Upon moving to Memphis, I decided to check out the city. Besides all the astounding music that resides there, i.e. Beale Street, the Rock and Soul Museum, Stax Museum of American Soul, and Graceland, to name a few, there is plenty of Civil War history as well.
Nathan Bedford Forrest is honored with a statue (under which he and his wife are entombed) and a park named after him. Elmwood Cemetery, one of the oldest in the area, holds the graves of yellow fever victims (there was an epidemic in 1878) in one section, Masons in another area, Chinese in another, and slaves in yet another. At Victorian Village, several mansions stand, one of which is called the Woodruff-Fontaine House, said to be haunted.

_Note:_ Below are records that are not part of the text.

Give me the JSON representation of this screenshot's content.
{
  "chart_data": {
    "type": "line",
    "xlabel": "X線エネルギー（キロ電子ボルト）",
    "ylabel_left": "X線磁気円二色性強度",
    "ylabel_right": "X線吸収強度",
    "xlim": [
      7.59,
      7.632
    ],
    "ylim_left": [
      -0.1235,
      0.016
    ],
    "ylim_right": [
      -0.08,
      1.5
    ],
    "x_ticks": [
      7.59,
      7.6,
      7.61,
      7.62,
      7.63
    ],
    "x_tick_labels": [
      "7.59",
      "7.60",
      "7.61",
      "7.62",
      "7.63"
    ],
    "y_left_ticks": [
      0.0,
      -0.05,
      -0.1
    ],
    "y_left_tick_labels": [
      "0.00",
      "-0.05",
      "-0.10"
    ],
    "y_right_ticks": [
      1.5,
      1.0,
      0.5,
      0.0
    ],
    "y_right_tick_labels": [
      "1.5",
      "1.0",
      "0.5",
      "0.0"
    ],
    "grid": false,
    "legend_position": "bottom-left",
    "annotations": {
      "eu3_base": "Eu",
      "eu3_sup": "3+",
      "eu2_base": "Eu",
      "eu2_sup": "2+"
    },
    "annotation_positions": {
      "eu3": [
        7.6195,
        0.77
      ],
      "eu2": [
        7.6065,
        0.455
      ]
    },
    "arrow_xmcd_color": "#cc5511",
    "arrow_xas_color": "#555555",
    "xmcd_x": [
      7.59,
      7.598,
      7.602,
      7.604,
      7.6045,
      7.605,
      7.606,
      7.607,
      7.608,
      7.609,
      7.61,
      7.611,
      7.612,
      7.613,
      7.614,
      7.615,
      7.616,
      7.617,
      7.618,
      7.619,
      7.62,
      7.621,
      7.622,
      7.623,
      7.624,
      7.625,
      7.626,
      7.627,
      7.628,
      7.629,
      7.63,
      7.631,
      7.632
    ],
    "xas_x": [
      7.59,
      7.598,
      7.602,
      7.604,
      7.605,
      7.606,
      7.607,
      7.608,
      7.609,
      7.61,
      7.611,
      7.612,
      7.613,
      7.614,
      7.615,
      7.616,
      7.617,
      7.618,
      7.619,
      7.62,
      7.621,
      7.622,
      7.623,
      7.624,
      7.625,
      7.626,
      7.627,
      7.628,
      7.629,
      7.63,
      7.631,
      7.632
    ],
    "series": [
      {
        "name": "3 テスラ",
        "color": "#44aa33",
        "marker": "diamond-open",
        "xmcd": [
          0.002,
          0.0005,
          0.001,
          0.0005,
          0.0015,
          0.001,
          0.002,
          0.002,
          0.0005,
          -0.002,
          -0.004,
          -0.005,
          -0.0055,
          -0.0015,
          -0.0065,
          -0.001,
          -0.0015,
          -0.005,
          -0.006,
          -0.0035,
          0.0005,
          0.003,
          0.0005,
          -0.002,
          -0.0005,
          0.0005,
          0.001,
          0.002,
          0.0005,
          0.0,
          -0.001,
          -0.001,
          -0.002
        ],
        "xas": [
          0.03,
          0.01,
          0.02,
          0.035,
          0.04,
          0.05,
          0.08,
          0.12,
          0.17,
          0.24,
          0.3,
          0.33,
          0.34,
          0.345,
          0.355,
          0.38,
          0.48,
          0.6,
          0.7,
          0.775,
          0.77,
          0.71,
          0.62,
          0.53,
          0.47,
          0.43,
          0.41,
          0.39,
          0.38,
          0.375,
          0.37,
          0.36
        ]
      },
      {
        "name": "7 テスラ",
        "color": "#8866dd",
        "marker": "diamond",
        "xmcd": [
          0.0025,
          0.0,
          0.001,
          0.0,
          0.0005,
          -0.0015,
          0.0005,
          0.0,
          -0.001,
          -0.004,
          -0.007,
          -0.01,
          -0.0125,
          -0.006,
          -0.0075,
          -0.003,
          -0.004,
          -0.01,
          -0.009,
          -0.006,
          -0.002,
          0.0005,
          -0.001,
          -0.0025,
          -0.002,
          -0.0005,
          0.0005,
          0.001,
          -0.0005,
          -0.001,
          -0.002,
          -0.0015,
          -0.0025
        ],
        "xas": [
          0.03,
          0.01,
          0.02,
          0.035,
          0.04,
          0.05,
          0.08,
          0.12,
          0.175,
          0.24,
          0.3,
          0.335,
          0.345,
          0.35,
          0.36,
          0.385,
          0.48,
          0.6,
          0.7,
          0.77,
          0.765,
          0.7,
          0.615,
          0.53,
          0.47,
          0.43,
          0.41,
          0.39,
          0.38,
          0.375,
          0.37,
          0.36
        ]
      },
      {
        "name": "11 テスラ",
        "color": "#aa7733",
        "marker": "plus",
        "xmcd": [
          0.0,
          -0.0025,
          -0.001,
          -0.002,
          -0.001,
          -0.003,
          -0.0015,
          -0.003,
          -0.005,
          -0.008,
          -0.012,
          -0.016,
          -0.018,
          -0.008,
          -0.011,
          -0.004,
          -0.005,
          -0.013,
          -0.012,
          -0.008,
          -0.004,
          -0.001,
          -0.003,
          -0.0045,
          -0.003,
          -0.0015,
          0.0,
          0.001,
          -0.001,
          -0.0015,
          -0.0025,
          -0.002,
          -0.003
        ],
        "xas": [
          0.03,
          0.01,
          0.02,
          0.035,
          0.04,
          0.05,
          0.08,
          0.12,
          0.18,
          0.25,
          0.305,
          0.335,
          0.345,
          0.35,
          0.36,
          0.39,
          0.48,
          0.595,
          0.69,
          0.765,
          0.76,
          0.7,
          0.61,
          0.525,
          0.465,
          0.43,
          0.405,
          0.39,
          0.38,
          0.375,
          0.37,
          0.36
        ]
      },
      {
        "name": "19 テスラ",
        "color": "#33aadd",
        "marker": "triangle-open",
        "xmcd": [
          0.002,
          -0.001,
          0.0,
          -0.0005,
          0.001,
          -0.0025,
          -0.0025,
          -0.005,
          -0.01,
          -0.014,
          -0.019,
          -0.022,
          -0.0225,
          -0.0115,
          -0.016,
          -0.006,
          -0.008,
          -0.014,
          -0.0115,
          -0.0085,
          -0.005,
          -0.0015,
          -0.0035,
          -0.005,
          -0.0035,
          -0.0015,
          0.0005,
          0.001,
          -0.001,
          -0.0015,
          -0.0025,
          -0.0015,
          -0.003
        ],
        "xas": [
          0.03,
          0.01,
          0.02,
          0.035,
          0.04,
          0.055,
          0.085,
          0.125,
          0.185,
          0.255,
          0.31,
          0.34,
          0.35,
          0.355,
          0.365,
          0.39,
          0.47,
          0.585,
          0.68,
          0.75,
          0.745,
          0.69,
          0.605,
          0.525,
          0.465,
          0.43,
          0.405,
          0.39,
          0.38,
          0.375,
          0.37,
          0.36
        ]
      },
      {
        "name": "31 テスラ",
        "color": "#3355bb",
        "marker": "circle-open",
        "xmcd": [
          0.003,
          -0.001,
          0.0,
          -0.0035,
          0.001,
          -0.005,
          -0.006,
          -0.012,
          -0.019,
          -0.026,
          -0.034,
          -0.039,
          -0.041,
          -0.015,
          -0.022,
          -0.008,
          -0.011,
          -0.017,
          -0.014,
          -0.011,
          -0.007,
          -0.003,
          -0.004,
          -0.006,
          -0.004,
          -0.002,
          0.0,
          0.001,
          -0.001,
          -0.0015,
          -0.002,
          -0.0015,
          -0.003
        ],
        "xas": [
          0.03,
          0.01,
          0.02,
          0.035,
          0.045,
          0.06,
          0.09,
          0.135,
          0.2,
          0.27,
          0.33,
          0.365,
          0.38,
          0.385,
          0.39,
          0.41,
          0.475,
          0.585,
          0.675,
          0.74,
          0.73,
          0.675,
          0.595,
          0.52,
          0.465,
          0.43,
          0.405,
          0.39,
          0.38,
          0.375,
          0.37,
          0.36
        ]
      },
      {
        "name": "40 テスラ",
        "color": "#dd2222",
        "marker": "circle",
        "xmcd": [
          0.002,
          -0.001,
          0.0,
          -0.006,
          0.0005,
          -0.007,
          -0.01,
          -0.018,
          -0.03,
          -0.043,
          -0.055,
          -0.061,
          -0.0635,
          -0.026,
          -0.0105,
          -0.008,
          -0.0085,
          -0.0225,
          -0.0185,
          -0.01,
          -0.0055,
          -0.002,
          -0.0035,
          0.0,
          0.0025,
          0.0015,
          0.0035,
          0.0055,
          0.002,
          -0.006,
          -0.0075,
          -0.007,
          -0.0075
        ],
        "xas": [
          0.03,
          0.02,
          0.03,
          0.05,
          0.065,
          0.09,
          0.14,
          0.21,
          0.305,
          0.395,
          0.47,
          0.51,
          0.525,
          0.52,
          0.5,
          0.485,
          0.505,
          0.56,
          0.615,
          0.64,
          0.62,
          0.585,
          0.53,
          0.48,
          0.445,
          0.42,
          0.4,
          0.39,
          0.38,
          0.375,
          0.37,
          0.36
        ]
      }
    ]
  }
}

The Mississippi River played a vital role in the war, because the Yankees knew that, once they gained control of this essential, watery thoroughfare, the Confederacy would be terminally crippled. Memphis fell to Union occupation early in the war, as did New Orleans. Vicksburg, Mississippi would succumb a year later. General Grant achieved victory for these defeats, which then catapulted him to the position of Major General of the U. S. Army. After the war, a fellow by the name of Mark Twain (which is a boating term in reference to the river’s water level) would gain notoriety with his infamous novels. There is so much amazing history here in Memphis that I hope it isn’t forgotten and pushed by the wayside to make room for changing philosophies and advancements.